Carson National Forest
208 Cruz Alta Road, Taos
Photography Photography RGB Ventures / SuperStock / Alamy Stock Photo
From Peñasco, NM 518 climbs high through the rarefied air and pleasingly scented coniferous trees of 1.5 million–acre (6 million–hectare) Carson National Forest. Stop at the signed overlook for a dazzling view of Taos Valley.
Things to do in Taos
Once you have arrived, it is easy to find things to do in Taos. Indigenous Taos-Tiwa people have inhabited the location continuously for more than 1,000 years, and you can visit the ancient Taos Pueblo on the north side of town for a guided tour of this multistorey adobe building that dates back many centuries.

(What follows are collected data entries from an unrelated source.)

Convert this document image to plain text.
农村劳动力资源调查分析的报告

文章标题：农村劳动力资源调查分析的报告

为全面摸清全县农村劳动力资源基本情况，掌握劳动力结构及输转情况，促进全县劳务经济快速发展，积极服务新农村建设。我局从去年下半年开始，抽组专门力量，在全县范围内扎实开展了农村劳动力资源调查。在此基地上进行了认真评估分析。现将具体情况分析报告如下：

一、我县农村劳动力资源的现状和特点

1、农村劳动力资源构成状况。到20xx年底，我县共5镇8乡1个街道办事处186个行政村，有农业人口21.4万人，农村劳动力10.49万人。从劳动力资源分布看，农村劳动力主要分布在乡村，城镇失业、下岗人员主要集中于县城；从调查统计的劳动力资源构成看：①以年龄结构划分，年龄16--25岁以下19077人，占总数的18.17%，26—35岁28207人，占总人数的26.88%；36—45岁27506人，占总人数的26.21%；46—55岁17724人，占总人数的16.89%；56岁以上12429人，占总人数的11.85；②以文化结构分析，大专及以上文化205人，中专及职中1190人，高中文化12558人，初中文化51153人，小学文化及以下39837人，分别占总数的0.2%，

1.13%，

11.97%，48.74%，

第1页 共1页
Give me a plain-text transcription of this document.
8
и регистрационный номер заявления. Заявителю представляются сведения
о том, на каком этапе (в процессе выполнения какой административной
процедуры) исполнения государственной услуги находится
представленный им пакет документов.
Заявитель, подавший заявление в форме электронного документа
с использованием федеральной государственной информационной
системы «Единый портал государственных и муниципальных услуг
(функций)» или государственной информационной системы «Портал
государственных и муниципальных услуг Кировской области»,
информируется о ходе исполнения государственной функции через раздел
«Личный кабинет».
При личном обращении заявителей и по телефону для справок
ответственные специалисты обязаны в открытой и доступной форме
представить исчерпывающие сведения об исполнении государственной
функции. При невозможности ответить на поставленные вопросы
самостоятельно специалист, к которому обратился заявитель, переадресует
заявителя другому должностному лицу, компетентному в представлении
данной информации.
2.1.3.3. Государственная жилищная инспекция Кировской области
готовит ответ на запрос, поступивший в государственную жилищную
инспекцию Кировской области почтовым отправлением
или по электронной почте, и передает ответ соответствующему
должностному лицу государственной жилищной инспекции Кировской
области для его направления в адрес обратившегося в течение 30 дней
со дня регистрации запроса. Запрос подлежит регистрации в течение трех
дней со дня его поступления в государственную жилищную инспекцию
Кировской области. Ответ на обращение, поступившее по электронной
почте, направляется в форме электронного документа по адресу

Get a sense of Taos’ rich Spanish Colonial history with a walk through the Hacienda de los Martinez and the much-photographed San Francisco de Assisi Mission Church (depicted, quite famously, in a Georgia O’Keeffe painting). Definitely set aside time to tour at least one of the several first-rate museums that document Taos’ rich arts heritage. Two of the best are the Millicent Rogers Museum and the Harwood Museum.
The Taos Plaza is a bit mired in touristy souvenir shops, but the few blocks north and east, along Kit Carson Road, Bent Street and Paseo del Pueblo Norte, are rife with top-notch galleries specializing in everything from paintings by the town’s turn-of-the-20th-century masters (Ernest Blumenschein, Joseph Sharp, Oscar Berninghaus) to contemporary tinwork, tapestries and handcrafted furniture.
For lunch, drop by Orlando’s for classic New Mexico fare. The famed Adobe Bar, at the historic Taos Inn, is a great place to sip a spicy El Chupacabra margarita (with pepper-infused tequila) and nibble on nachos and guacamole at happy hour.